Available in editions:  CE, BE, SE, SE+, EE

Experimental version. The functionality may undergo significant changes. Compatibility with future versions is not guaranteed.

Web interfaces associated with the module: openvpn-admin

The openvpn module allows peers to authenticate each other using certificates and provides a simple web interface.

Using the web interface, you can:

  • Issue certificates.
  • Revoke certificates.
  • Cancel certificate revocation.
  • Get a ready-to-use custom configuration file.

Integrating with the user-authn module lets you manage user access to the web interface.

Exposing the VPN service

  1. Select one or more external IP addresses for connection.
  2. Use one of the connection methods:
    • By external IP address (ExternalIP) - if there are nodes with public IP addresses.
    • Using LoadBalancer - for all cloud providers and their placement schemes that support LoadBalancer ordering.
    • Direct - configure the traffic path manually: from the entry point to the cluster to the pod with OpenVPN.

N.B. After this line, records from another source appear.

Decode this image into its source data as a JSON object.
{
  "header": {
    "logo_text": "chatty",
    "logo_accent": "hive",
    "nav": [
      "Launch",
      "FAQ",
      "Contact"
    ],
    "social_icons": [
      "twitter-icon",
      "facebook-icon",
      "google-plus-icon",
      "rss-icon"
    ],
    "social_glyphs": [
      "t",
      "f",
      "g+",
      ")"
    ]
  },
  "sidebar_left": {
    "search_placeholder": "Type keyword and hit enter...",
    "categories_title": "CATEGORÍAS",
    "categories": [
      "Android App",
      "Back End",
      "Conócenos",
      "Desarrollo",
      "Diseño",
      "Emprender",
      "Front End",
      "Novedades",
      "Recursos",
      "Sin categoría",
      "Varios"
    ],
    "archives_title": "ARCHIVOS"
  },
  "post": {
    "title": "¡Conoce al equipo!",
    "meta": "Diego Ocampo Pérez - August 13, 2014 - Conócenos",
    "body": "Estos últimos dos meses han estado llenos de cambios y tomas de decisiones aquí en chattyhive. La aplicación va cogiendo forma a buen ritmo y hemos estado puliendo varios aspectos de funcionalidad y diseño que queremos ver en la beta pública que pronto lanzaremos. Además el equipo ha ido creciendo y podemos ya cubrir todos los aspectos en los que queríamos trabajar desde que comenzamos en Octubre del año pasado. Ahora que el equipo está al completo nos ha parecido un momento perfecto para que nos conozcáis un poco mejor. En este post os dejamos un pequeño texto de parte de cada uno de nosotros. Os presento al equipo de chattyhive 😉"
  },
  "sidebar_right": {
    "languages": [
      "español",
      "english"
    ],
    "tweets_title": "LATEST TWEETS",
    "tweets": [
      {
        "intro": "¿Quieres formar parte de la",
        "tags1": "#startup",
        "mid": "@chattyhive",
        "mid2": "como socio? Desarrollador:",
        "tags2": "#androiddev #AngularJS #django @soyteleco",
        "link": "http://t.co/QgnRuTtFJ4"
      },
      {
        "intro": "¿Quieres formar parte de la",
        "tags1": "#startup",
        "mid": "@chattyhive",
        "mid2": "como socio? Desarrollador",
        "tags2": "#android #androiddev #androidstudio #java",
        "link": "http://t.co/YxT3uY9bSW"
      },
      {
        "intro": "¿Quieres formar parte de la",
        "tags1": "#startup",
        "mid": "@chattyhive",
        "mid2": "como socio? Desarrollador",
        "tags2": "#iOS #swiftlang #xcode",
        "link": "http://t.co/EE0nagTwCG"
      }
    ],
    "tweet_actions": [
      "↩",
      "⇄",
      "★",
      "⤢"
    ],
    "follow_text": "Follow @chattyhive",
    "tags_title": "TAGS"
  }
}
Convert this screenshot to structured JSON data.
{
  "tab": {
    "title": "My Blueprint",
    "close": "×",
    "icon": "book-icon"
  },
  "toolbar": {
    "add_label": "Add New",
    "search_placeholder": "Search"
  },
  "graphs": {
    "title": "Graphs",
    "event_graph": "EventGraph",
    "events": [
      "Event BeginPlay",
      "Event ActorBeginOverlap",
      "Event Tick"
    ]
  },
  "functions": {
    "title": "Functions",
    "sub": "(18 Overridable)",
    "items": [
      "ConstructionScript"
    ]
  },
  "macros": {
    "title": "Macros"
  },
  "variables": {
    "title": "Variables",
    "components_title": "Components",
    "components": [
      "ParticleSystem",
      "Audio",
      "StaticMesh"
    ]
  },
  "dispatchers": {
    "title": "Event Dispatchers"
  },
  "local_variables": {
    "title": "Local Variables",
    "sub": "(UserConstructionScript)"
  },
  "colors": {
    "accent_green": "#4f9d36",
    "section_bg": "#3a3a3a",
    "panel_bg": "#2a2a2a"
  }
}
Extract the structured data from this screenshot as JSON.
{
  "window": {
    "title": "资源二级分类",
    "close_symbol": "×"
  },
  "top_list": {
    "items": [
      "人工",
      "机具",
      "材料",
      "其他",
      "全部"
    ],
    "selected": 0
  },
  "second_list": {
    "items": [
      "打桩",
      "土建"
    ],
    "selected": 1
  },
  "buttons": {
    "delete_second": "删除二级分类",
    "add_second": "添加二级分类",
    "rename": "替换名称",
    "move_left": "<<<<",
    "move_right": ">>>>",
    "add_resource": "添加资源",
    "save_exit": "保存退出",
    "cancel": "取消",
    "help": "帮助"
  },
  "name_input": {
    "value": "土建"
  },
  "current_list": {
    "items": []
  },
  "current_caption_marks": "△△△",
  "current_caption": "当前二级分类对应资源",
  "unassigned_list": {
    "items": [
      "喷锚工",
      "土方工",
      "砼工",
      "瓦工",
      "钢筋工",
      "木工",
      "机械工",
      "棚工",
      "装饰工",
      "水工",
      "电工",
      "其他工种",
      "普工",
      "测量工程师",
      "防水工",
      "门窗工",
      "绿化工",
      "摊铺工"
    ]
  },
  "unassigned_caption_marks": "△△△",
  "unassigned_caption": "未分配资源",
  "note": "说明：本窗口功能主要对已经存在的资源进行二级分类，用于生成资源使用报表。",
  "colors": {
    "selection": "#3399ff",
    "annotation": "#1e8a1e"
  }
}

Available cluster resources after connecting to the VPN

The following parameters are pushed to the user’s computer after connecting to the VPN:

  • The kube-dns address is added to the client’s DNS servers to allow direct access to Kubernetes services via FQDN.
  • A route to the local network.
  • A route to the cluster service network.
  • A route to the Pod network.

User’s traffic audit

The module can log user’s activity via VPN in JSON format. Traffic is grouped by src_ip, dst_ip, src_port, dst_port, ip_proto fields. Using the log-shipper module, container logs can be collected and stored for later auditing.